God’s mercy led St Francis to become that gift of compassion and mercy to others, ready to crossing the threshold from the world of the rich and powerful to that of the poor and fragile. After staying with the monks in Gubbio, St Francis went and lived among the lepers who lived outside the town because they were feared. Thomas of Celano writes, ‘Then the holy lover of profound humility moved to the lepers and stayed with them. For God’s sake, he served all of them with great love. He washed all the filth from them, and even cleaned out the pus of their sores, just as he said in his Testament: ‘When I was in sin, it seemed too bitter for me to see lepers, and the Lord led me among them and I showed mercy to them.’ On another occasion, he met and kissed a leper. The leper then vanished. Only by crossing thresholds into the bitter world of suffering and sickness did St Francis discover what was sweet and brought fulfilment. He entered into the wounds of Christ’s Body to be like Christ. He followed the example of Jesus’ who touched and healed the lepers and thereby brought them from isolation to restoration in the community. 

The gift of God’s mercy leads St Francis to bless God and sing ever more confidently in praise of all God’s creation, brother sun, sister moon, brother wind, sister water, brother fire, sister mother earth, and sister bodily death. Death is not to be feared by those who do God’s will and avoid mortal sin. The second death (the first being baptism) shall do them no harm. 

In the first reading, we reach the end of Job’s questioning and searching. His friends have not given him comfort and often answered their own questions not Job’s. Job tires of their words and presence. Then with the suddenness of a trumpet blast, out of the tempest, God gives Job his answer and speaks of the mystery of God’s works. Job responds with humility and knows that he cannot understand the mystery of God and the mystery of suffering. Suffering and death are not necessarily a consequence of personal sin but part of the human condition because of the Fall. He is reduced to silence, He says, ‘My words have been frivolous: what can I reply? I had better lay my finger on my lips. I have spoken once... I will not speak again; more than once... I will add nothing.’
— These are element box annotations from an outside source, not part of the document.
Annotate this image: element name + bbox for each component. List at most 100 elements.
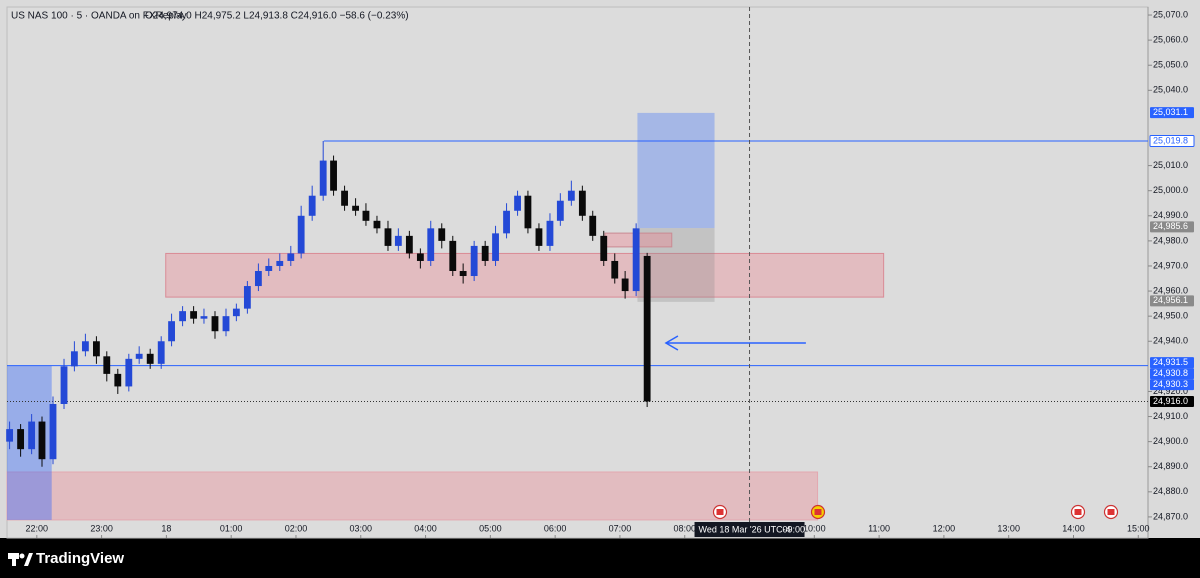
price-label-bg [1150,379,1194,391]
candle-body [222,316,230,332]
candle-body [632,228,640,292]
candle-body [276,260,284,266]
price-label: 24,985.6 [1153,221,1188,231]
candle-body [481,245,489,261]
candle-body [114,373,122,387]
x-tick-label: 13:00 [997,523,1020,533]
x-tick-label: 01:00 [220,523,243,533]
candle-body [449,240,457,271]
y-tick-label: 24,910.0 [1153,411,1188,421]
y-tick-label: 25,060.0 [1153,34,1188,44]
candle-body [352,205,359,211]
candle-body [438,228,446,241]
crosshair-label-bg [694,522,805,537]
price-label-bg [1150,295,1194,307]
candle-body [157,341,165,364]
x-tick-label: 08:00 [673,523,696,533]
candle-body [621,278,629,292]
y-tick-label: 25,010.0 [1153,160,1188,170]
x-tick-label: 07:00 [609,523,632,533]
candle-body [459,270,467,277]
price-label: 24,930.8 [1153,368,1188,378]
candle-body [556,200,564,221]
candle-body [600,235,608,261]
candle-body [567,190,575,201]
price-label: 25,031.1 [1153,107,1188,117]
ohlc-text: O24,974.0 H24,975.2 L24,913.8 C24,916.0 … [145,11,409,22]
chart-layer [6,7,1148,538]
price-label-bg [1150,357,1194,369]
candle-body [427,228,435,261]
candle-body [643,255,651,402]
x-tick-label: 03:00 [350,523,373,533]
candle-body [179,311,187,322]
candle-body [28,421,36,450]
candle-body [470,245,478,277]
y-tick-label: 24,960.0 [1153,285,1188,295]
price-label: 24,931.5 [1153,357,1188,367]
brand-logo [8,553,33,566]
y-tick-label: 24,990.0 [1153,210,1188,220]
event-flag-stripe [716,509,724,515]
y-tick-label: 25,000.0 [1153,185,1188,195]
candle-body [17,429,25,450]
candle-body [103,356,111,374]
x-tick-label: 22:00 [26,523,49,533]
candle-body [503,210,510,234]
price-label: 24,916.0 [1153,396,1188,406]
y-tick-label: 24,880.0 [1153,486,1188,496]
x-tick-label: 23:00 [90,523,113,533]
candle-body [514,195,521,211]
y-tick-label: 24,970.0 [1153,260,1188,270]
candle-body [146,353,154,364]
candle-body [589,215,597,236]
y-tick-label: 25,050.0 [1153,60,1188,70]
x-tick-label: 05:00 [479,523,502,533]
x-tick-label: 14:00 [1062,523,1085,533]
zone [165,252,885,298]
x-tick-label: 12:00 [933,523,956,533]
price-label: 24,956.1 [1153,295,1188,305]
price-label: 25,019.8 [1153,135,1188,145]
y-tick-label: 24,870.0 [1153,511,1188,521]
candle-body [394,235,402,246]
y-tick-label: 25,040.0 [1153,85,1188,95]
candle-body [416,253,424,261]
candle-body [70,351,78,367]
candle-body [125,358,133,387]
candle-body [254,270,262,287]
y-tick-label: 24,940.0 [1153,336,1188,346]
price-label-bg [1149,135,1195,148]
candle-body [546,220,554,246]
x-tick-label: 10:00 [803,523,826,533]
candle-body [319,160,327,196]
arrow-head [664,335,679,351]
event-flag-stripe [814,509,822,515]
y-tick-label: 24,890.0 [1153,461,1188,471]
price-label-bg [1150,395,1194,407]
candle-body [373,220,381,229]
x-tick-label: 04:00 [414,523,437,533]
candle-body [6,429,14,442]
x-tick-label: 02:00 [285,523,308,533]
candle-body [308,195,316,216]
plot-area [6,6,1149,539]
zone [6,471,819,521]
candle-body [60,366,68,404]
candle-body [92,341,100,357]
candle-body [535,228,543,246]
candle-body [81,341,89,352]
event-flag-stripe [1107,509,1115,515]
candle-body [190,311,198,319]
y-tick-label: 25,070.0 [1153,9,1188,19]
candle-body [405,235,413,254]
chart-title: US NAS 100 · 5 · OANDA on FXReplay [11,11,187,22]
x-tick-label: 18 [161,523,171,533]
y-tick-label: 24,900.0 [1153,436,1188,446]
y-tick-label: 24,980.0 [1153,235,1188,245]
candle-body [168,321,175,342]
y-tick-label: 24,950.0 [1153,311,1188,321]
candle-body [384,228,392,246]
In today’s gospel, Jesus gives a harsh warning to the towns of Corazin, Bethsaida and Capernaum: Repent and believe to me. Be converted to me. Build God’s Kingdom, act with righteousness and feed the hungry, cure the sick, give water to the thirsty and visit the prisoner. If the people of the Phoenician cities of Tyre and Sidon can repent, surely the people of the Jewish towns can repent and follow Jesus. Jesus warns of his rejection and the rejection of his death and resurrection in the Acts of the Apostles. 

The gift of God’s Mercy is an invitation to conversion. The climax of St Francis’ journey of conversion to love and be configured to Christ was the gift of the stigmata at La Verna. Bearing in his Body, the wounds of Christ, he fully identified with the suffering Christ who gave his life as a ransom for others. 

May the prayer and example of St. Francis help us praise God, be converted and care for the poorest, the weakest and the gift of God’s creation for all things are interconnected. 

May we be ready walk with those who carry their cross on a daily basis. 

We ask the intercession of St Francis the Peacemaker for peace in the Middle East: Lord, make us instruments of your peace.